Fomos ao lado de fora do salão, onde um jardim mediano era muito bem iluminado e continha alguns bancos. A festa do lado de dentro estava bem melhor, pois ninguém parecia ter tido a mesma idéia que nós. Sentamo-nos no banco mais próximo. Ele enfiou a mão no bolso do terno e tirou uma pequena caixinha preta.
_Seu anel de noivado. – Anunciou, abrindo-a e revelando um anel com um generoso brilhante encravado.
_Obrigada. Mas temo que não poderei colocá-lo agora. – Disse formalmente.
_Ginny, tire a luva. – Ele pediu.
_Mas as luvas fazem conjunto com o vestido. – Tentei explicar.
_Agora. – Encarei-o por um tempo procurando algum sinal de que ele cederia se eu me negasse. Não obtive sucesso. Comecei a puxar a luva da mão esquerda. – Acho que você tem consciência que um anel de noivado é colocado na mão direita, não tem? – Escutei a sua voz soar suavemente.
Encarei-o novamente e, sem olhar para o movimento, tirei a luva da mão direita, esticando-a para que ele pudesse colocar o anel. Ele olhou para meu pulso com os lábios apertados.
_Quem foi que te fez isso? – Harry perguntou, voltando a me encarar.
_Caí e me apoiei em reflexo. – Respondi escorregando o meu olhar para o gramado, contemplando-o através das frestas do banco de madeira. Senti-o pegar delicadamente a minha mão e virá-la com a palma para cima.
_Então deveria ter algum machucado em sua mão também, não acha? – Senti meu rosto esquentar. Por que tinham que ter me arranjado um noivo tão desconfiado?
_Tive sorte, não? – Perguntei, tomando coragem e olhando-o, de peito estufado.
_Ginny, eu não sou burro. Quem te bateu? – Harry agora me perguntava em um tom mais autoritário. Agora ele me perguntava usufruindo dos direitos de noivo que ele tinha. Era uma ordem.
_Minha... mãe. – Respondi, baixando o olhar.
_Por que? Com que direito?
_Porque ela escutou o meu pedido ontem de manhã. Disse que eu não tinha o direito de te pedir isso e que eu era uma vergonha. – Ah, não. Agora as lágrimas estavam invadindo meus olhos e eu puxei a mão que ele ainda segurava. Lutando contra a fraqueza, respirei fundo. – E ela me bateu com o direito de uma mãe sobre uma filha.

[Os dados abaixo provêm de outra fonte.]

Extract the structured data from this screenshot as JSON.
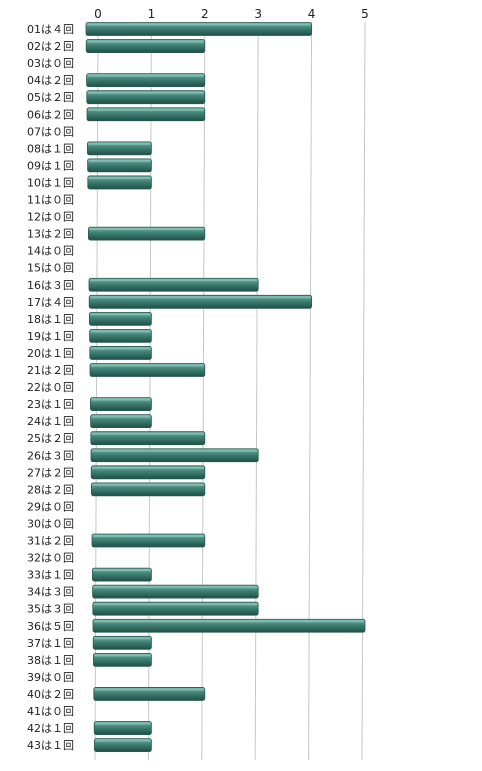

_Não precisa chorar. – Escutei-o dizer docemente, sentindo sua mão sob o meu queixo, subindo meu rosto. – Não foi uma vergonha o que você fez. E se é direito ou não você me pedir isso, a escolha é minha. – Ele terminou, secando com a outra mão uma lágrima que abandonava meus olhos. Então, pegou da caixinha, que ele havia largado sobre uma de suas pernas, o anel e puxou novamente minha mão direita. – Espero que goste do seu anel de noivado. – E colocou-o em meu dedo “seu vizinho” (Mindinho, seu vizinho, pai de todos, fura-bolo, mata-piolho, entendeu?). Pegou a luva que eu segurava com a outra mão e abriu-a, para que eu pudesse recolocá-la.
Com um sorriso, ele levantou-se, beijou a minha testa e estendeu a mão.
_Vamos voltar para a festa? – Eu acenei com a cabeça e me levantei.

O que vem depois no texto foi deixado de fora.